With Russian troops concentrating on Eastern Ukraine near Donbas and in the Crimea, Biden went out of his way to commit the United States to Ukraine without thinking through the implications of what this entails.  The Russians see it as a direct threat from the United States but are not backing down: in fact, Russia continues the military buildup, has closed the Kerch Strait, has got the Turks to deny access to the Black Sea for two U.S. warships (the USS Donald Cook and the USS Roosevelt) which they can do under the Montreux Convention, and themselves have carried out live fire naval drills.  In the meantime, Biden apparently called President Vladimir Putin on the telephone proposing a summit meeting in a third country.  While the Russians were considering the proposal, Biden slapped sanctions on Russia which, justified or not, raised the temperature of a possible confrontation and undermined any initiative looking for a political resolution of the current Ukraine crisis.

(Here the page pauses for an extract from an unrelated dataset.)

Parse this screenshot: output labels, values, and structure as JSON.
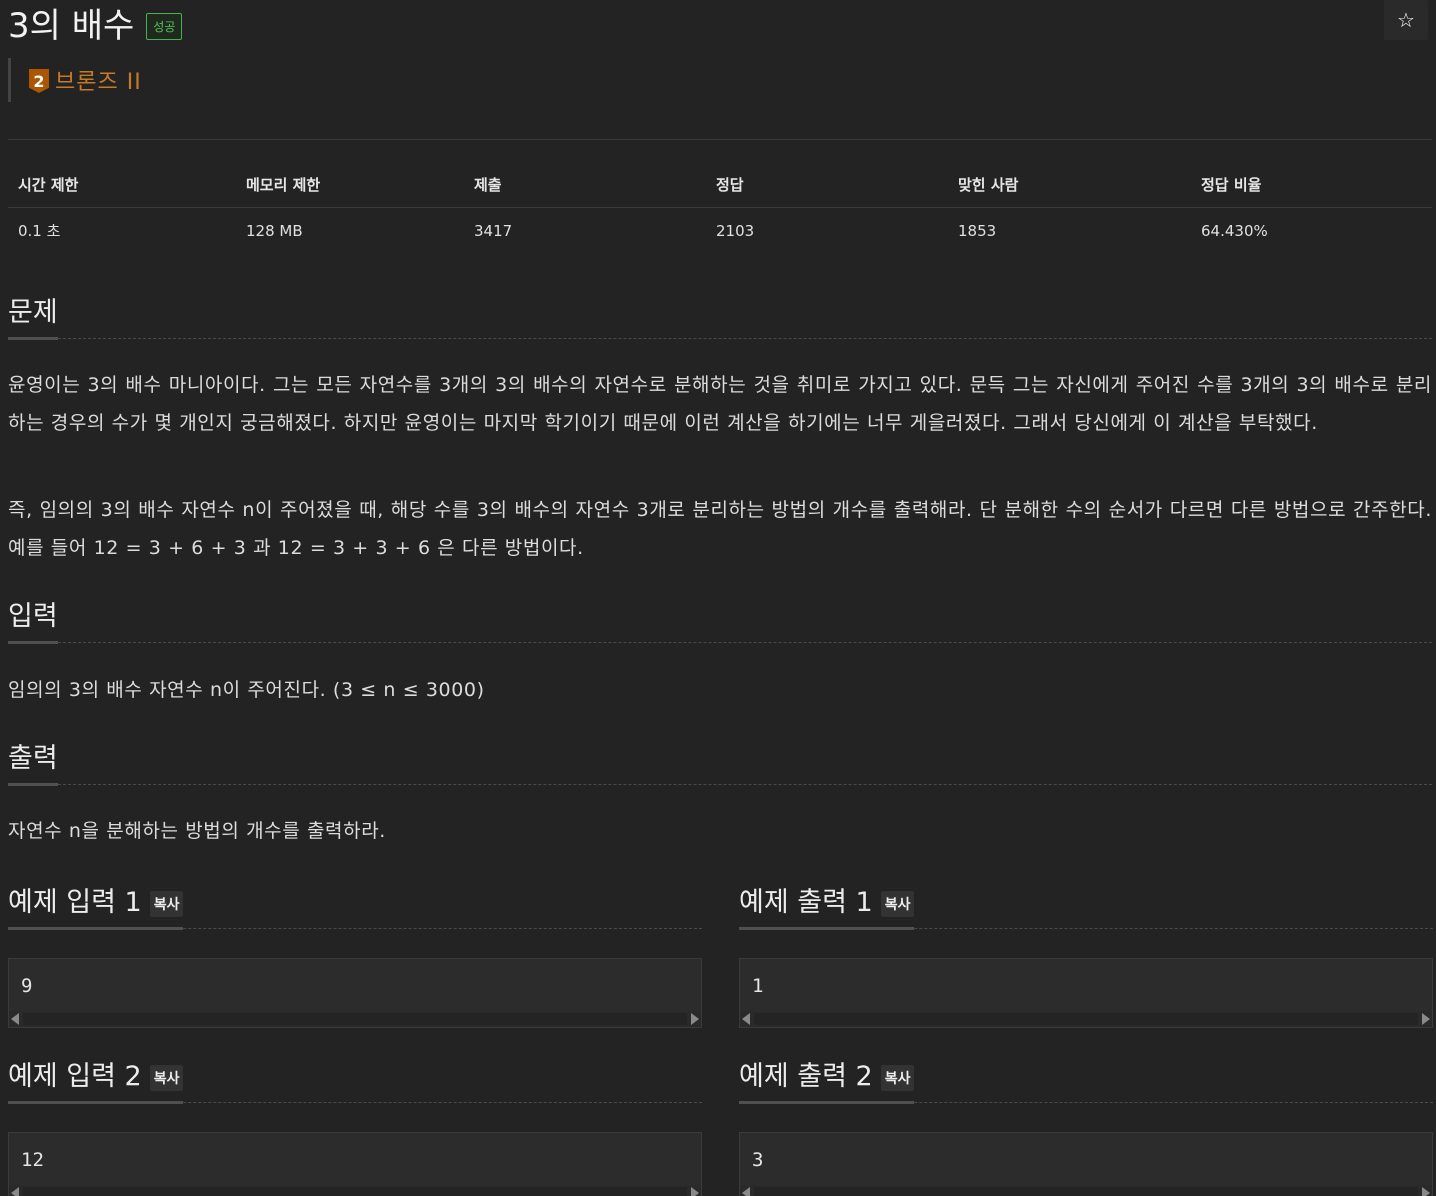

Meanwhile China has stepped up its harassment of Taiwan, sending more than twenty warplanes circling the island aggressively.  At the same time China has been pushing the Japanese around in the Senkaku islands, which are Japan’s territory (although China does not recognize Japan’s sovereignty).

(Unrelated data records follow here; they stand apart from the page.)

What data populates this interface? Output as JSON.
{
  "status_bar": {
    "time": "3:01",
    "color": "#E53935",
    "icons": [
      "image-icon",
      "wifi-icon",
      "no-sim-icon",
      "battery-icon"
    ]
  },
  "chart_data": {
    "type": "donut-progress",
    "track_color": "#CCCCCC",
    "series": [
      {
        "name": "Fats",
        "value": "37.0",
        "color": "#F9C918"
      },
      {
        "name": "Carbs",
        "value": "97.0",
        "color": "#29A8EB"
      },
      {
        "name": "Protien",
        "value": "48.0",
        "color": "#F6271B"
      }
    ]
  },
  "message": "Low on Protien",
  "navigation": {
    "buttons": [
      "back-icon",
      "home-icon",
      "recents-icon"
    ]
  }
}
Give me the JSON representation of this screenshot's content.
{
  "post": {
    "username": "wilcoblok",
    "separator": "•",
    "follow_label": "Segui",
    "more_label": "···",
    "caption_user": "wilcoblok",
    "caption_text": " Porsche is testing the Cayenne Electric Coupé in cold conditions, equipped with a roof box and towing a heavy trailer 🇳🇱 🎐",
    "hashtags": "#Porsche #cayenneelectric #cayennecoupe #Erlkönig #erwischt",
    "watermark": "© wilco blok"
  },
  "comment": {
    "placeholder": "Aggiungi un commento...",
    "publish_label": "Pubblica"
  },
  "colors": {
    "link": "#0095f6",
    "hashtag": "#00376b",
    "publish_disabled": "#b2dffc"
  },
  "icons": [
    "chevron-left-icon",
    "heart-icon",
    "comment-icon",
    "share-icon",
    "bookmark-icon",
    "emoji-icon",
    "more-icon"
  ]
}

Suga, himself, is not at all a free agent.  He comes to the summit under considerable home pressure from two directions.  The purely domestic element is the Japanese government’s failure to roll out a vaccine program to protect its citizens.  COVID infections in Japan are on the rise.  Only this week did Japan start to vaccinate older people, a step that should have been done months ago.

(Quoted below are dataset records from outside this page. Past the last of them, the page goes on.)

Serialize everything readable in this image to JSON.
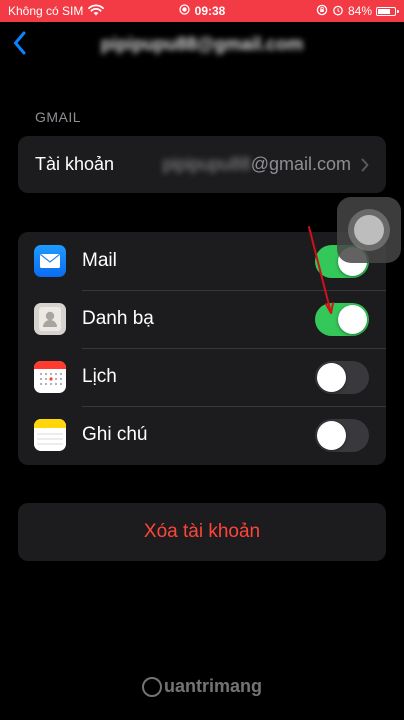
{
  "status_bar": {
    "carrier": "Không có SIM",
    "time": "09:38",
    "battery": "84%",
    "battery_level": 0.84,
    "background": "#f23b45"
  },
  "nav": {
    "back_icon": "chevron-left-icon",
    "title": "pipipupu88@gmail.com"
  },
  "section_header": "GMAIL",
  "account": {
    "label": "Tài khoản",
    "value_hidden": "pipipupu88",
    "value_domain": "@gmail.com"
  },
  "services": [
    {
      "label": "Mail",
      "icon": "mail-app-icon",
      "enabled": true
    },
    {
      "label": "Danh bạ",
      "icon": "contacts-app-icon",
      "enabled": true
    },
    {
      "label": "Lịch",
      "icon": "calendar-app-icon",
      "enabled": false
    },
    {
      "label": "Ghi chú",
      "icon": "notes-app-icon",
      "enabled": false
    }
  ],
  "delete_account": "Xóa tài khoản",
  "watermark": "uantrimang",
  "colors": {
    "toggle_on": "#34c759",
    "delete_red": "#ff453a",
    "accent_blue": "#0a84ff"
  }
}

The second problem for Suga is China.  Japan does not have one voice on China.  Reportedly Japan’s National Security Council appears to side with the United States against China on security issues.  Japan, for example, has been pleading for U.S. help in the Senkakus. But the Foreign Ministry is far more circumspect and wants to continue to work on improving relations with China, so the Ministry is against provoking China or giving explicit backing to any military moves that would cause “trouble” with China.  The Ministry’s worries extend to not getting too upset about Hong Kong, the Uighurs or any other human rights issue that might hinder rising trade and good relations with China.

But Suga’s problem goes even deeper. The main power broker in the ruling LDP party, Toshihiro Nikai is pro-China. He has led numerous delegations to China, supports China’s Belt and Road initiative, and has significant control within the LDP.  It was Nikai who was able to get Suga the PM job.

The LDP itself is facing elections –party elections in September and a general election on October 22nd.  Suga is trying to hang on as the party leader and PM, which is one of the big reasons he showed up in Washington to meet with Biden.  But to keep his position he has to keep Nikai on his side, or he could be dumped.  Moreover he has to demonstrate some traction with voters, especially in the midst of the pandemic and the poor government response record.

While Suga and Biden may agree on some topics –climate change, technology, trade and perhaps some moderate words on China, the truth is that Japan is under considerable internal political tension.  As a defense partner, not much can be expected under current circumstances.  The summit won’t change that.